- Cover art by Tim White
- Developer: Ordilogic Systems
- Publisher: Ubi Soft
- Programmers: Yann Robert Yves Grolet
- Artists: Franck Sauer Marc Albinet
- Composer: Maniacs of Noise
- Platforms: Amiga, Atari ST, MS-DOS
- Release: 1990: Amiga 1991: MS-DOS, ST
- Genres: Rail shooter, platform
- Mode: Single-player

= Unreal (1990 video game) =

Unreal is a video game released by Ubi Soft for the Amiga in 1990. The game, divided in 8 chapters, combined two different genres: In five levels, the player controls a pterodactyl-like creature in a pseudo-3D rail shooter environment. Three levels are side-scrolling platform games where the player controls a barbarian fighting monsters and solving puzzles. Ports for MS-DOS compatible operating systems and Atari ST were released in 1991.

==Plot==
The backstory, as well as an extensive mythology of the fictional world (also called "Unreal") is given in the game manual.

A creator being called Sleeper, sent his servant Fragor to Unreal to create life with some life-giving eggs. Fragor was hit by a comet and fell on Unreal releasing chaotic forces on the planet. While the elements were separated or mixed in uncontrollable ways, the eggs formed life on the planet. Forces of evil dominated the elements while the evil Polymorphe, who has the form of a floating flaming head, became absolute master. Unknown to him the civilization of the Barbares was created out of a single egg which fell in a secluded valley.

Two Barbares, Artaban and Isolde, befriend a dragon named Dracus who came from the sky. When Dracus did not show up for some time, Isolde was caught by Polymorphe's servants while calling for him. Imprisoned in a dungeon, she was ordered to marry him, or Polymorphe would kill all life in the valley. Dracus and Artaban prepare to go to her rescue, and a mysterious wizard equips Artaban with an ancient sword forged from Fragor's comet.

The objective of the game is to guide Artaban (either on foot or riding Dracus on his back) to the Burning Sea where Polymorphe's Flying Castle is found.

==Gameplay==
The game combined two different gameplay genres. Both Galaxy Force and Rastan Saga were inspirations for the game.

In five of the chapters, the player (as Artaban) guides Dracus as they fly over a natural landscape (forests, river canyons, glaciers or seas of lava). The gameplay of those levels are of a 3d scrolling shooters, the view being from behind Dracus. The player must avoid obstacles (like trees or spires of rock) and adversaries that come from the distance. Dracus fires fireballs that can destroy some of the monsters or parts of the scenery.

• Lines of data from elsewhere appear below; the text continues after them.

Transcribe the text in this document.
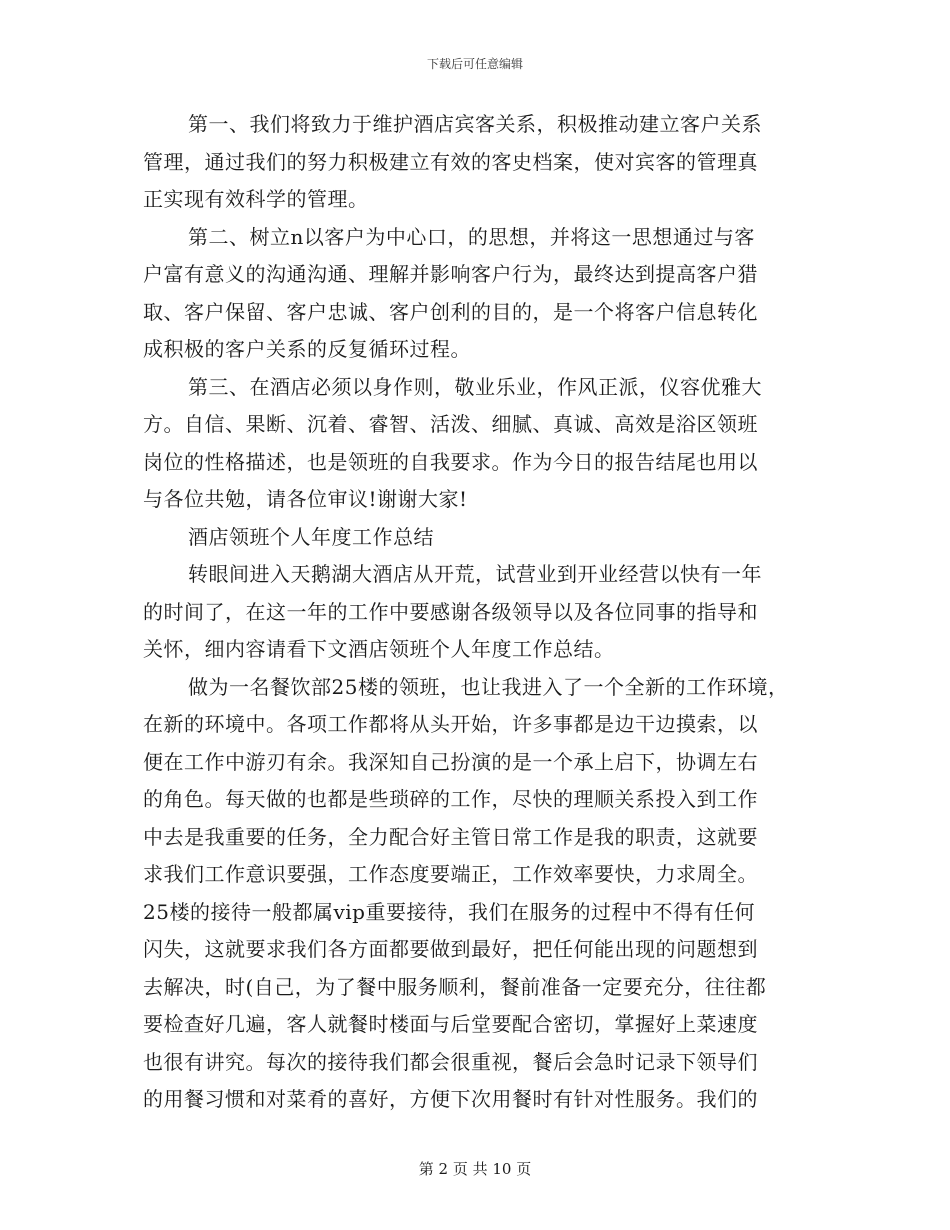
下载后可任意编辑
第一、我们将致力于维护酒店宾客关系，积极推动建立客户关系
管理，通过我们的努力积极建立有效的客史档案，使对宾客的管理真
正实现有效科学的管理。
第二、树立n以客户为中心口，的思想，并将这一思想通过与客
户富有意义的沟通沟通、理解并影响客户行为，最终达到提高客户猎
取、客户保留、客户忠诚、客户创利的目的，是一个将客户信息转化
成积极的客户关系的反复循环过程。
第三、在酒店必须以身作则，敬业乐业，作风正派，仪容优雅大
方。自信、果断、沉着、睿智、活泼、细腻、真诚、高效是浴区领班
岗位的性格描述，也是领班的自我要求。作为今日的报告结尾也用以
与各位共勉，请各位审议!谢谢大家!
酒店领班个人年度工作总结
转眼间进入天鹅湖大酒店从开荒，试营业到开业经营以快有一年
的时间了，在这一年的工作中要感谢各级领导以及各位同事的指导和
关怀，细内容请看下文酒店领班个人年度工作总结。
做为一名餐饮部25楼的领班，也让我进入了一个全新的工作环境，
在新的环境中。各项工作都将从头开始，许多事都是边干边摸索，以
便在工作中游刃有余。我深知自己扮演的是一个承上启下，协调左右
的角色。每天做的也都是些琐碎的工作，尽快的理顺关系投入到工作
中去是我重要的任务，全力配合好主管日常工作是我的职责，这就要
求我们工作意识要强，工作态度要端正，工作效率要快，力求周全。
25楼的接待一般都属vip重要接待，我们在服务的过程中不得有任何
闪失，这就要求我们各方面都要做到最好，把任何能出现的问题想到
去解决，时(自己，为了餐中服务顺利，餐前准备一定要充分，往往都
要检查好几遍，客人就餐时楼面与后堂要配合密切，掌握好上菜速度
也很有讲究。每次的接待我们都会很重视，餐后会急时记录下领导们
的用餐习惯和对菜肴的喜好，方便下次用餐时有针对性服务。我们的
第 2 页 共 10 页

Dracus can fire more and stronger fireballs, when the player collects power-ups that appear on the ground. The player can attain 12 levels of firepower, but whenever the player crashes on the scenery, Dracus loses a level. Other bonuses include restoration of health and some limited invincibility.

The other parts of the game are of the platform arcade-adventure genre. The player guides Artaban on foot traversing forests, swamps and castles. He encounters adversaries which can be killed with the sword. The sword gives some limited interaction with the environment: and can be "charged" by touching fire found at some points of the levels; there are also some kinds of spells that give Artaban the power to hurl water or fireballs with the sword. The sword also is used for some puzzles.

The player has 100 health points. In the beginning of each level, the player is awarded 50 lost health points. There is also the option to save the game in 3 available slots.

==Release==
The cover artwork, as well as the title screen, is a reproduction of the cover of the 1979 book Lord of The Spiders by Michael Moorcock.

The original artwork is designed by Tim White.

==Reception==
Allen L. Greenberg reviewed the game for Computer Gaming World, and stated that "Overall, the effect is that the game lacks polish. Potential players, therefore, may be unwilling to invest their time and money in searching for the game's "gems" which lie scattered in the raw."

The January 1991 issue of Amiga Joker named Unreal the second Best Action Game of 1990.

The game was also nominated for the Gen D'or award for best art.